HLA-C is the inhibitory ligand that determines dominant resistance to lysis by NK1- and NK2-specific natural killer cells.

Natural killer (NK) cells recognize alloantigens on normal cells. One of these alloantigens correlates with homozygosity for a dimorphism of HLA-C at positions 77-80, which is shared by a number of HLA-C alleles. A second allelic alloantigen correlates with homozygosity for the alternative HLA-C dimorphism, which is shared by the remaining HLA-C alleles. Moreover, NK1- and NK2-specific NK cell lines can be generated by mixed leukocyte cultures in which donor and stimulator are homozygous for the alternative dimorphisms at positions 77-80 of HLA-C. In the present work, the role of HLA-C in NK cell-mediated allorecognition was directly investigated by analyzing the effects produced by transfection of several HLA-C alleles on NK sensitivity of class I-deleted mutant cell lines.

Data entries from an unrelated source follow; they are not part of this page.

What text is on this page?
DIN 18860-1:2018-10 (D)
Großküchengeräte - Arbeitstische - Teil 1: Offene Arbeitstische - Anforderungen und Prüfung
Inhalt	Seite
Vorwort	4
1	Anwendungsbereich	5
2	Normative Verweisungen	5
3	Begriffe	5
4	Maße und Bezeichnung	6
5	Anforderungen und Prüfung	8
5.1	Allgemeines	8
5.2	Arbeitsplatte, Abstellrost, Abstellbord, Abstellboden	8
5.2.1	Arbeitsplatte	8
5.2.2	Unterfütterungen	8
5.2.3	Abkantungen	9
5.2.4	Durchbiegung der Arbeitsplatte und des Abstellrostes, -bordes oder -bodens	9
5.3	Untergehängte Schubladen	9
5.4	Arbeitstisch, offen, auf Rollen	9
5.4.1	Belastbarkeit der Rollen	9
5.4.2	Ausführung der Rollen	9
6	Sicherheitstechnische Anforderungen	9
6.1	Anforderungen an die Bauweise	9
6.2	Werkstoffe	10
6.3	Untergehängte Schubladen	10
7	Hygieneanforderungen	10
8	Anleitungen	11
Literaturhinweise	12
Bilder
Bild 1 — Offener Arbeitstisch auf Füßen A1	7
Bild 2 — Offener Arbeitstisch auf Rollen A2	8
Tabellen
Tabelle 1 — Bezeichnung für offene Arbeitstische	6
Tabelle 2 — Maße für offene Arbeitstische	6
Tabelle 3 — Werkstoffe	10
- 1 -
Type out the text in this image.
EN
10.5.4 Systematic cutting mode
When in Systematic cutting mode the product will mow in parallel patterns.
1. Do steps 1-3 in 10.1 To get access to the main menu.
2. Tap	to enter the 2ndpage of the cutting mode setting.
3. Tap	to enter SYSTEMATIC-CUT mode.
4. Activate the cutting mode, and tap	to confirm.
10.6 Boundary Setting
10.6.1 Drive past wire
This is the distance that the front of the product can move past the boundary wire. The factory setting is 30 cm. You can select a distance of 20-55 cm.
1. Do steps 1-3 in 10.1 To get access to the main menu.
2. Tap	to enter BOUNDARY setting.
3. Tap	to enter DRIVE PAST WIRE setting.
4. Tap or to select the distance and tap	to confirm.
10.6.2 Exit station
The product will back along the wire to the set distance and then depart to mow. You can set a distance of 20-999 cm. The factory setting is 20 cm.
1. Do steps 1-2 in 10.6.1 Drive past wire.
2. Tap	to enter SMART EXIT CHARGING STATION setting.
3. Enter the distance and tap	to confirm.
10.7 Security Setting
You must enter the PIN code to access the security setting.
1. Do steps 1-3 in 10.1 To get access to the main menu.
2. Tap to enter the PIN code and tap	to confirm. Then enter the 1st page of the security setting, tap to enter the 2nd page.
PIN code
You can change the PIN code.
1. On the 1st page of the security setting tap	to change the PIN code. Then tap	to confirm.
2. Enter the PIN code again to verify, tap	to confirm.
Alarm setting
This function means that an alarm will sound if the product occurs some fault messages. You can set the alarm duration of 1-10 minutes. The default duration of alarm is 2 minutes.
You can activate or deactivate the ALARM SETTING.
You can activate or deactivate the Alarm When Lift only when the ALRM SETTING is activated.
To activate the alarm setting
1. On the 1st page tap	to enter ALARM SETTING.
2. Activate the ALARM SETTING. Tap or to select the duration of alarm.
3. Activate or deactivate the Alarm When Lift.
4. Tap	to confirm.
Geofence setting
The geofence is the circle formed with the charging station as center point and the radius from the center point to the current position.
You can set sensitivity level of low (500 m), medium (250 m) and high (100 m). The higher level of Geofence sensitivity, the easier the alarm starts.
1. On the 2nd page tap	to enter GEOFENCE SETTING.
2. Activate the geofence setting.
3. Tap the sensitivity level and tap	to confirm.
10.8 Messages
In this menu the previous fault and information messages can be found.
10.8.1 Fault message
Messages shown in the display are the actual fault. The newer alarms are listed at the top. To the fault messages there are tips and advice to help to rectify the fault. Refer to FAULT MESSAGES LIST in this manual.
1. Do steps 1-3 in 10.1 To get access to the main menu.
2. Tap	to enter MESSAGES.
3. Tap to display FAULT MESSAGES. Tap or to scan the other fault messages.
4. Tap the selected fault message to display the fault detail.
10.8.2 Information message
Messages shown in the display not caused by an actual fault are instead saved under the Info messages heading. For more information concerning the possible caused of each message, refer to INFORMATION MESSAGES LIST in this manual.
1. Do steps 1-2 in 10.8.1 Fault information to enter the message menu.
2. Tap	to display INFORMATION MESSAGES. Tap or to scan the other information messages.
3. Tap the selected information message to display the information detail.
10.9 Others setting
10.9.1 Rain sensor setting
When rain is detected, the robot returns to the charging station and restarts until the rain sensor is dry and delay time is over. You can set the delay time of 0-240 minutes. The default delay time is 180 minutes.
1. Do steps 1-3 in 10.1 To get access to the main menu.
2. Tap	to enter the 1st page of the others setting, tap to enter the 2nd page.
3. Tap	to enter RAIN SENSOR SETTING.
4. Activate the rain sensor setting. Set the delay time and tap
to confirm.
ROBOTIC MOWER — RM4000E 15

Transfection of cells with HLA-C alleles encoding Asn-77-Lys-80 (including HLA-Cw4, -Cw5, and -Cw6) inhibited the lysis of the targets by NK1-specific NK cells, whereas HLA-C alleles encoding Ser-77-Asn-80 (including HLA-Cw1, -Cw7, and -Cw13) protected the targets from NK2-specific NK cells. Thus, HLA-C alleles are the dominant inhibitory ligands that protect targets from lysis by these allospecific NK cells.